Les lieux de pèlerinage sont nombreux dans l’Avesnois, riche en chapelles miraculeuses.

Les
gestes rituels sont pétris de signification : ainsi l'on récite le chapelet en faisant le tour du sanctuaire à l'intérieur puis à l'extérieur, représentant de la sorte l'aller et le retour d'un pèlerinage.

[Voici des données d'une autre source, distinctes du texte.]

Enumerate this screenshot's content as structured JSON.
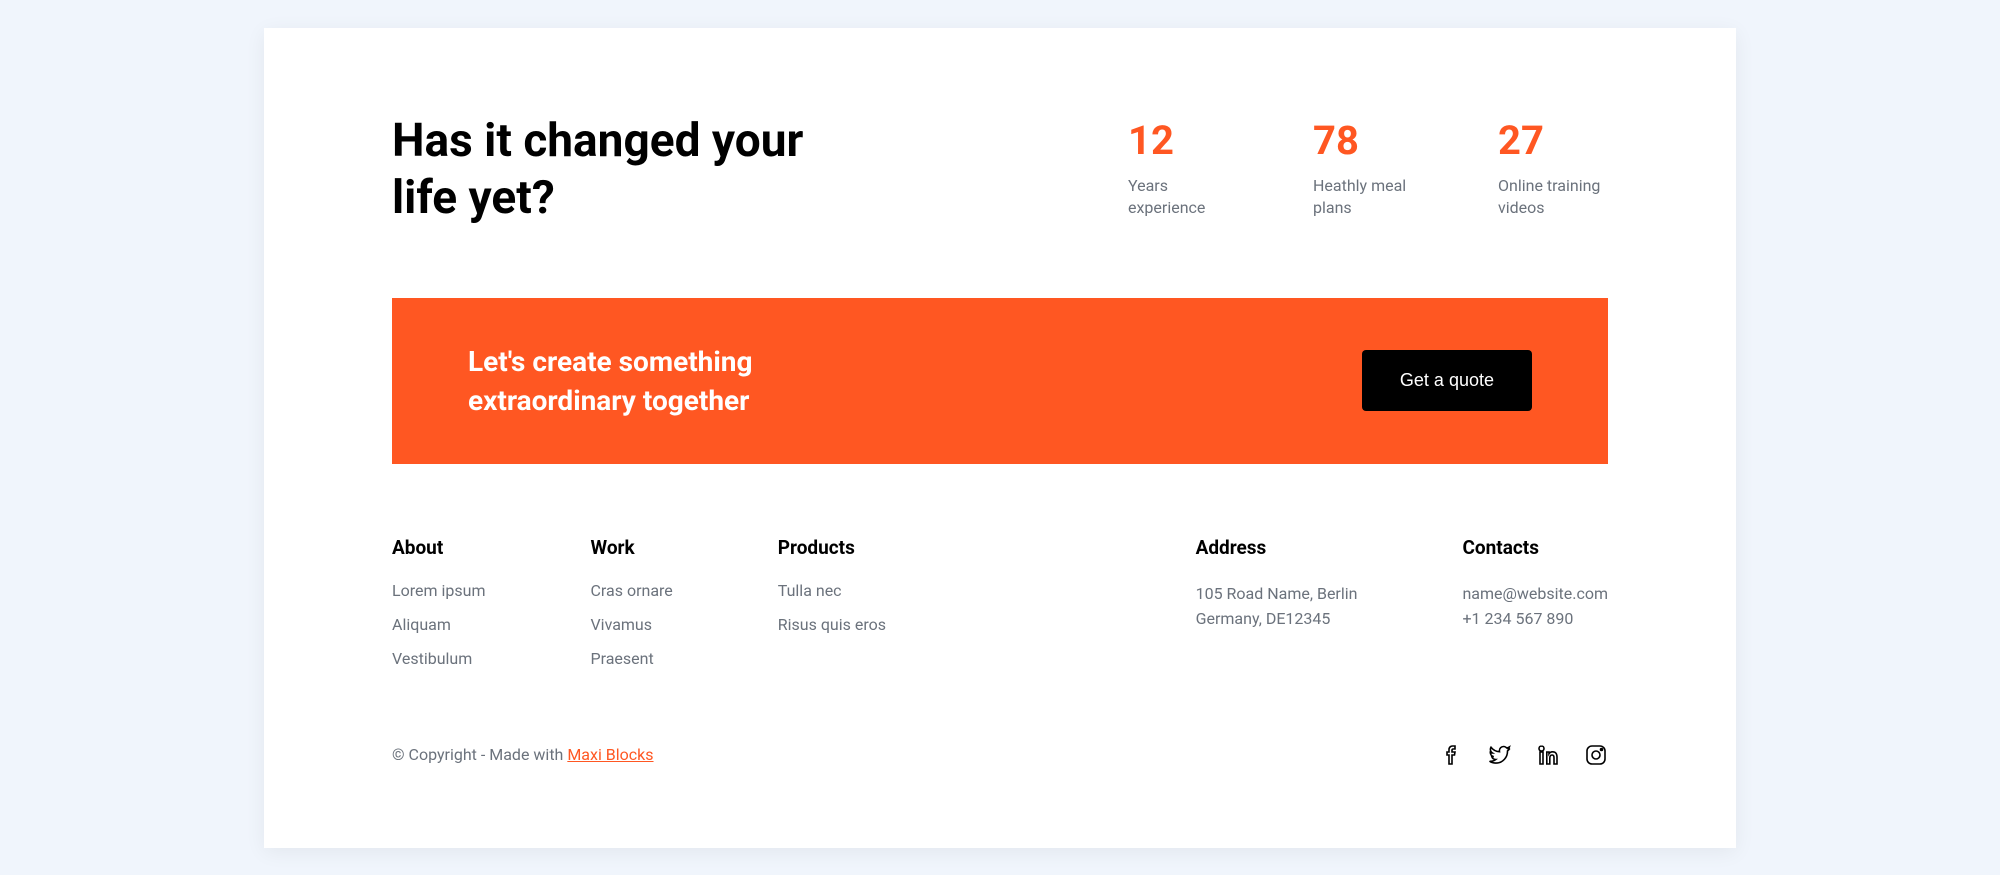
{
  "headline": "Has it changed your life yet?",
  "stats": [
    {
      "number": "12",
      "label": "Years experience"
    },
    {
      "number": "78",
      "label": "Heathly meal plans"
    },
    {
      "number": "27",
      "label": "Online training videos"
    }
  ],
  "cta": {
    "text": "Let's create something extraordinary together",
    "button": "Get a quote"
  },
  "footer": {
    "about": {
      "heading": "About",
      "links": [
        "Lorem ipsum",
        "Aliquam",
        "Vestibulum"
      ]
    },
    "work": {
      "heading": "Work",
      "links": [
        "Cras ornare",
        "Vivamus",
        "Praesent"
      ]
    },
    "products": {
      "heading": "Products",
      "links": [
        "Tulla nec",
        "Risus quis eros"
      ]
    },
    "address": {
      "heading": "Address",
      "line1": "105 Road Name, Berlin",
      "line2": "Germany, DE12345"
    },
    "contacts": {
      "heading": "Contacts",
      "email": "name@website.com",
      "phone": "+1 234 567 890"
    }
  },
  "copyright": {
    "prefix": "© Copyright - Made with ",
    "link": "Maxi Blocks"
  }
}
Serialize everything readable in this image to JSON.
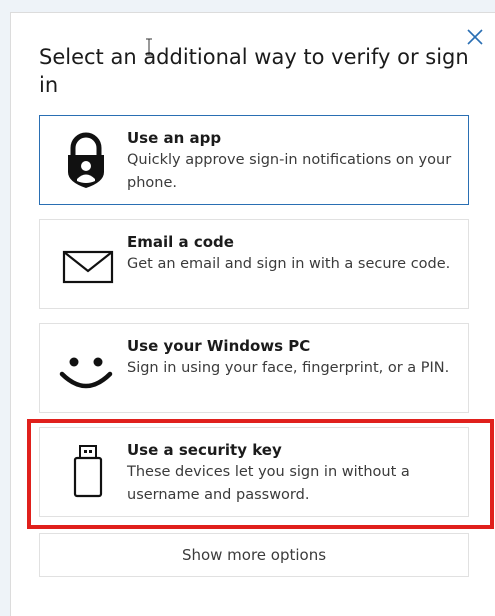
{
  "dialog": {
    "title": "Select an additional way to verify or sign in",
    "close_icon": "close-icon"
  },
  "options": [
    {
      "title": "Use an app",
      "description": "Quickly approve sign-in notifications on your phone.",
      "icon": "lock-person-icon",
      "selected": true
    },
    {
      "title": "Email a code",
      "description": "Get an email and sign in with a secure code.",
      "icon": "envelope-icon",
      "selected": false
    },
    {
      "title": "Use your Windows PC",
      "description": "Sign in using your face, fingerprint, or a PIN.",
      "icon": "smiley-face-icon",
      "selected": false
    },
    {
      "title": "Use a security key",
      "description": "These devices let you sign in without a username and password.",
      "icon": "usb-key-icon",
      "selected": false,
      "highlighted": true
    }
  ],
  "more_options_label": "Show more options",
  "colors": {
    "selected_border": "#2a6fb3",
    "highlight": "#e0201c",
    "close_icon": "#2a6fb3"
  }
}
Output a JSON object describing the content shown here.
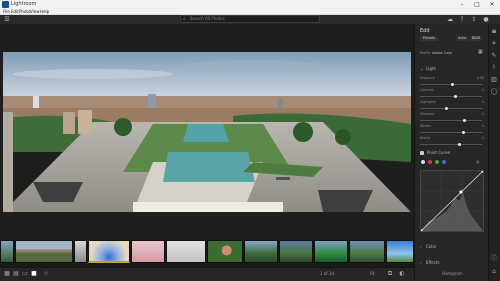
{
  "window": {
    "title": "Lightroom",
    "minimize": "–",
    "maximize": "□",
    "close": "✕"
  },
  "menu": [
    "File",
    "Edit",
    "Photo",
    "View",
    "Help"
  ],
  "search": {
    "placeholder": "Search All Photos"
  },
  "panel": {
    "title": "Edit",
    "preset_label": "Presets",
    "auto_label": "Auto",
    "bw_label": "B&W",
    "profile_label": "Profile",
    "profile_value": "Adobe Color",
    "light_section": "Light",
    "sliders": [
      {
        "label": "Exposure",
        "value": "0.00",
        "level": 0.5
      },
      {
        "label": "Contrast",
        "value": "0",
        "level": 0.55
      },
      {
        "label": "Highlights",
        "value": "0",
        "level": 0.4
      },
      {
        "label": "Shadows",
        "value": "0",
        "level": 0.7
      },
      {
        "label": "Whites",
        "value": "0",
        "level": 0.68
      },
      {
        "label": "Blacks",
        "value": "0",
        "level": 0.62
      }
    ],
    "curve_label": "Point Curve",
    "color_section": "Color",
    "effects_section": "Effects"
  },
  "filmstrip": {
    "zoom_label": "Fit",
    "sort_label": "Sort"
  },
  "bottom": {
    "info": "1 of 34",
    "right": "Histogram"
  },
  "colors": {
    "accent": "#2d8ceb",
    "panel_bg": "#262626",
    "canvas_bg": "#1e1e1e"
  }
}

Ainsi, à Larouillies, on faisait sept fois le tour de la chapelle de Sainte-Face pour se préserver toute l’année des maladies des yeux. Auparavant, on s’agenouillait devant le prêtre, qui bénissait en posant l’extrémité de son étole sur la tête du croyant.

Puis, avant de partir, on laisse un objet près du saint, en remerciement : un cierge, un chapelet, des fleurs séchées, une béquille ou un soulier d'enfant, des épingles s'il s'agit d'un mal qui pique, ou encore un petit pain.

L'ex-voto le plus simple et le plus courant est sans conteste
le ruban qui symbolise l'attachement au saint, la continuité des prières, le bandage des plaies dont on implore la guérison : c'est la marque d'une sorte de pacte conclu avec le saint guérisseur.

Sources et fontaines étaient des lieux de culte depuis le fond des âges, et une christianisation plus ou moins tardive n’a pu toujours les débarrasser de quelques traits archaïques, en dépit de la substitution, aux nymphes et autres divinités païennes, du patronage plus orthodoxe de saints locaux ou de saints de notoriété universelle.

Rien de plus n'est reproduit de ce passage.